Only 2 weeks ago on June 11/08: Boeing delivered the United Kingdom’s 6th C-17 Globemaster III to the Royal Air Force (RAF) which represented an additional 2 aircraft to the 2000 initial 7 year lease deal mutated into an outright purchase. This 6th purchase was quietly slipped in by part time SCottish Defence Secretary in a written answer to a Parliamentary question on July 26th last year. THis pleased both the RAF who like the plane and Boeing who want to keep the production line running.

These are used (max capacity 75 tonnes) to transport major items to theatre in Afghanistan and Iraq, such as Chinook and Apache helicopters and Tornado F3 fighters.

An optional 5-tonne crane can be installed at the rear of the fuselage of the A400M allowing loading and unloading of fully loaded military pallets by asingle loadmaster. Side seats can carry 54 troops or with central seating 116.

So far there have been few export customers South Africa (8) (original partners in the Franco-German Transall C-180) , and Malaysia (4) but Airbus Military (Airbus Military is controlled by EADS / Airbus, Spanish unit EADS-CASA, as well as TAI of Turkey and FLABEL of Belgium.) bravely talks up sales of 200 planes without including the possibility of sales to the US China or Russia and the CSIR.

Major problems have ben experienced and now claimed to be overcome with the enormously powerful TP400-D6 engines, (11,000 shp) the most powerful turboprop engine designed . It has been fathered by a specially created international consortium comprising Rolls Royce (28 %), Snecma (Safran) (28 %), MTU Aero Engines (28 %t) and Spanish Industria deTurbopropulsores (ITP )(16 %). Turboprops provide the optimum combination of take-off and landing performance, cruise fuel efficiency and tactical mission performance such as manoeuvring on the ground, steep descents and air-dropping - optimal cruise speed is Mach 0.72.
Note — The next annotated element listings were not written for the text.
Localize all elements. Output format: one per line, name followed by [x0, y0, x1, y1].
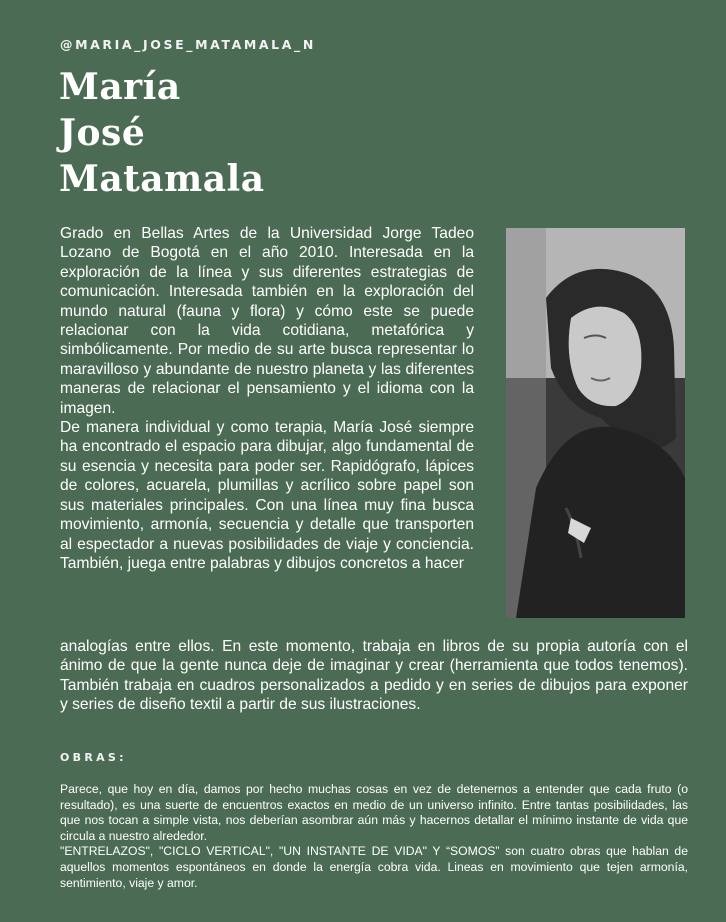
- obras-heading: OBRAS:: [60, 751, 127, 764]
- obras-text: [60, 782, 688, 891]
- bio-paragraph-2: De manera individual y como terapia, María José siempre ha encontrado el espacio para dibujar, algo fundamental de su esencia y necesita para poder ser. Rapidógrafo, lápices de colores, acuarela, plumillas y acrílico sobre papel son sus materiales principales. Con una línea muy fina busca movimiento, armonía, secuencia y detalle que transporten al espectador a nuevas posibilidades de viaje y conciencia. También, juega entre palabras y dibujos concretos a hacer: [60, 419, 474, 572]
- obras-paragraph-1: Parece, que hoy en día, damos por hecho muchas cosas en vez de detenernos a entender que cada fruto (o resultado), es una suerte de encuentros exactos en medio de un universo infinito. Entre tantas posibilidades, las que nos tocan a simple vista, nos deberían asombrar aún más y hacernos detallar el mínimo instante de vida que circula a nuestro alrededor.: [60, 782, 688, 843]
- artist-portrait-photo: [506, 228, 685, 618]
- name-line-1: María: [59, 66, 181, 108]
- bio-paragraph-1: Grado en Bellas Artes de la Universidad Jorge Tadeo Lozano de Bogotá en el año 2010. Interesada en la exploración de la línea y sus diferentes estrategias de comunicación. Interesada también en la exploración del mundo natural (fauna y flora) y cómo este se puede relacionar con la vida cotidiana, metafórica y simbólicamente. Por medio de su arte busca representar lo maravilloso y abundante de nuestro planeta y las diferentes maneras de relacionar el pensamiento y el idioma con la imagen.: [60, 225, 474, 417]
- name-line-2: José: [59, 112, 146, 154]
- artist-name: [59, 64, 265, 202]
- bio-text-top: [60, 224, 474, 573]
- instagram-handle: @MARIA_JOSE_MATAMALA_N: [60, 37, 316, 52]
- bio-text-bottom: [60, 637, 688, 715]
- obras-paragraph-2: "ENTRELAZOS", "CICLO VERTICAL", "UN INSTANTE DE VIDA" Y “SOMOS” son cuatro obras que hablan de aquellos momentos espontáneos en donde la energía cobra vida. Lineas en movimiento que tejen armonía, sentimiento, viaje y amor.: [60, 844, 688, 890]
- name-line-3: Matamala: [59, 158, 265, 200]
- portrait-illustration: [506, 228, 685, 618]
- bio-paragraph-3: analogías entre ellos. En este momento, trabaja en libros de su propia autoría con el ánimo de que la gente nunca deje de imaginar y crear (herramienta que todos tenemos). También trabaja en cuadros personalizados a pedido y en series de dibujos para exponer y series de diseño textil a partir de sus ilustraciones.: [60, 638, 688, 714]
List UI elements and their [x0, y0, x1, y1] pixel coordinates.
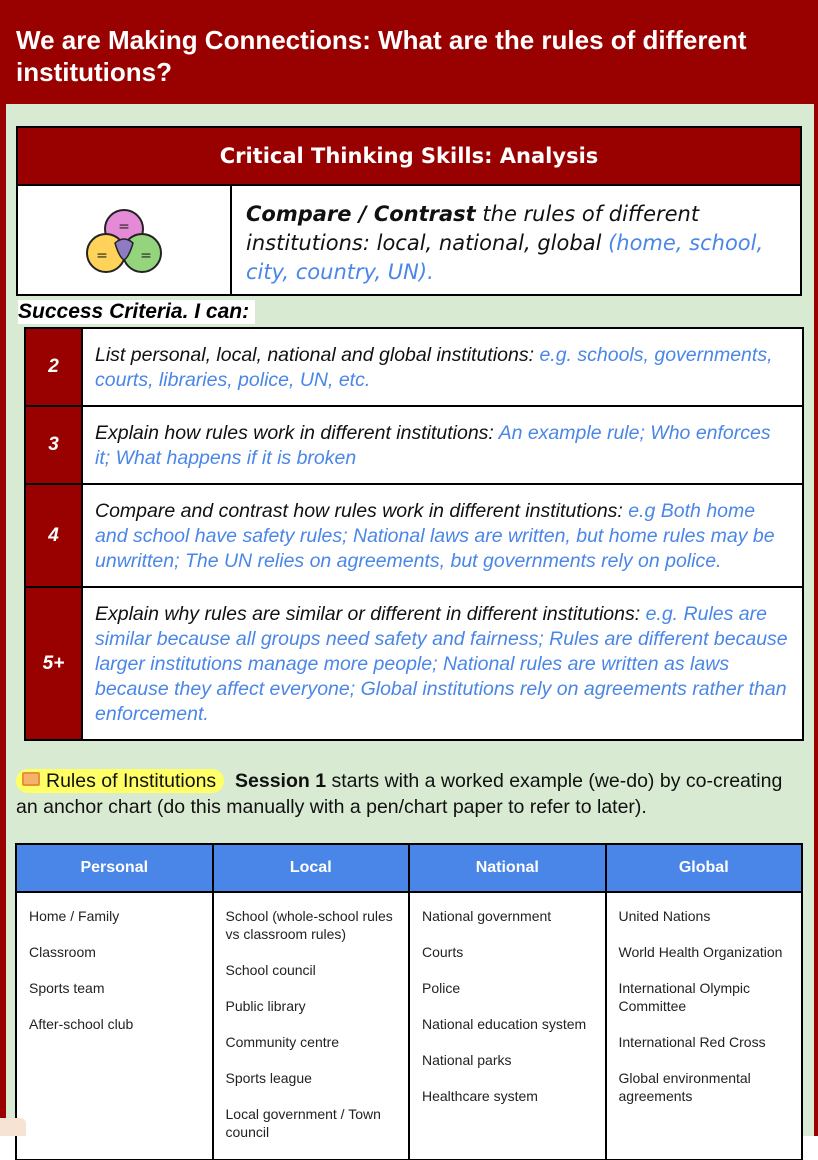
level-label: 5+: [26, 588, 83, 739]
column-header-local: Local: [213, 844, 410, 892]
criteria-row: [26, 407, 802, 485]
session-label: Session 1: [235, 770, 327, 792]
institutions-table: [15, 843, 803, 1160]
corner-tab[interactable]: [0, 1118, 26, 1136]
skills-heading: Critical Thinking Skills: Analysis: [18, 128, 800, 186]
list-item: National education system: [422, 1016, 587, 1032]
list-item: Classroom: [29, 944, 96, 960]
skills-description: Compare / Contrast the rules of different institutions: local, national, global (home, school, city, country, UN).: [246, 202, 764, 284]
list-item: After-school club: [29, 1016, 134, 1032]
list-item: Global environmental agreements: [618, 1070, 751, 1104]
list-item: Police: [422, 980, 461, 996]
criteria-row: [26, 485, 802, 588]
criteria-row: [26, 329, 802, 407]
list-item: United Nations: [618, 908, 711, 924]
svg-text:=: =: [118, 219, 130, 235]
success-criteria-table: [24, 327, 804, 741]
level-label: 3: [26, 407, 83, 483]
global-column: [606, 892, 803, 1160]
skills-box: [16, 126, 802, 296]
list-item: National government: [422, 908, 552, 924]
page-title: We are Making Connections: What are the rules of different institutions?: [16, 25, 747, 87]
column-header-national: National: [409, 844, 606, 892]
list-item: Sports team: [29, 980, 105, 996]
column-header-personal: Personal: [16, 844, 213, 892]
column-header-global: Global: [606, 844, 803, 892]
list-item: Sports league: [225, 1070, 312, 1086]
list-item: International Olympic Committee: [618, 980, 751, 1014]
criteria-text: Compare and contrast how rules work in different institutions: e.g Both home and school have safety rules; National laws are written, but home rules may be unwritten; The UN relies on agreements, but governments rely on police.: [95, 500, 775, 572]
criteria-text: Explain why rules are similar or different in different institutions: e.g. Rules are similar because all groups need safety and fairness; Rules are different because larger institutions manage more people; National rules are written as laws because they affect everyone; Global institutions rely on agreements rather than enforcement.: [95, 603, 788, 725]
list-item: Public library: [225, 998, 306, 1014]
criteria-text: Explain how rules work in different institutions: An example rule; Who enforces it; What happens if it is broken: [95, 422, 771, 469]
list-item: Local government / Town council: [225, 1106, 381, 1140]
session-text: starts with a worked example (we-do) by co-creating an anchor chart (do this manually with a pen/chart paper to refer to later).: [16, 770, 783, 818]
venn-diagram-icon: [81, 205, 167, 277]
list-item: Healthcare system: [422, 1088, 538, 1104]
level-label: 4: [26, 485, 83, 586]
svg-text:=: =: [140, 248, 152, 264]
criteria-row: [26, 588, 802, 739]
session-paragraph: [16, 768, 806, 820]
venn-cell: [18, 186, 232, 296]
level-label: 2: [26, 329, 83, 405]
list-item: World Health Organization: [618, 944, 783, 960]
svg-text:=: =: [96, 248, 108, 264]
criteria-text: List personal, local, national and global institutions: e.g. schools, governments, courts, libraries, police, UN, etc.: [95, 344, 773, 391]
personal-column: [16, 892, 213, 1160]
list-item: National parks: [422, 1052, 512, 1068]
national-column: [409, 892, 606, 1160]
list-item: Courts: [422, 944, 464, 960]
list-item: International Red Cross: [618, 1034, 766, 1050]
success-criteria-title: Success Criteria. I can:: [18, 300, 255, 324]
slides-icon: [22, 772, 40, 786]
slides-chip[interactable]: Rules of Institutions: [16, 769, 224, 793]
local-column: [213, 892, 410, 1160]
list-item: Home / Family: [29, 908, 120, 924]
list-item: School (whole-school rules vs classroom rules): [225, 908, 393, 942]
list-item: Community centre: [225, 1034, 340, 1050]
list-item: School council: [225, 962, 316, 978]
This novel engine with offset gearbox incorporates a Ratier Figeac FH 3868 propellor 17.5 feet diameter blades with a carbon spar and a composite shell with just a 10" clearance at the tip from the fuselage. A polyurethane coating is applied on the shell to protect against erosion. Electrical de-icing is used along the leading edge. The outer part of the blade leading edge has a nickel guard to protect against erosion.

Propeller control is integrated into the FADEC, which cuts pilot workload. The FADEC controls the blade pitch angle in order to maintain the propeller at a constant, optimum-efficiency speed. It also provides an autofeathering capability upon automatic detection of an engine failure

Individual plane costs remain secret but the whole project is expected to cost €20 billion. EADS have already booked losses of €1.4 billion on the fixed price contracts with governments caused by delays.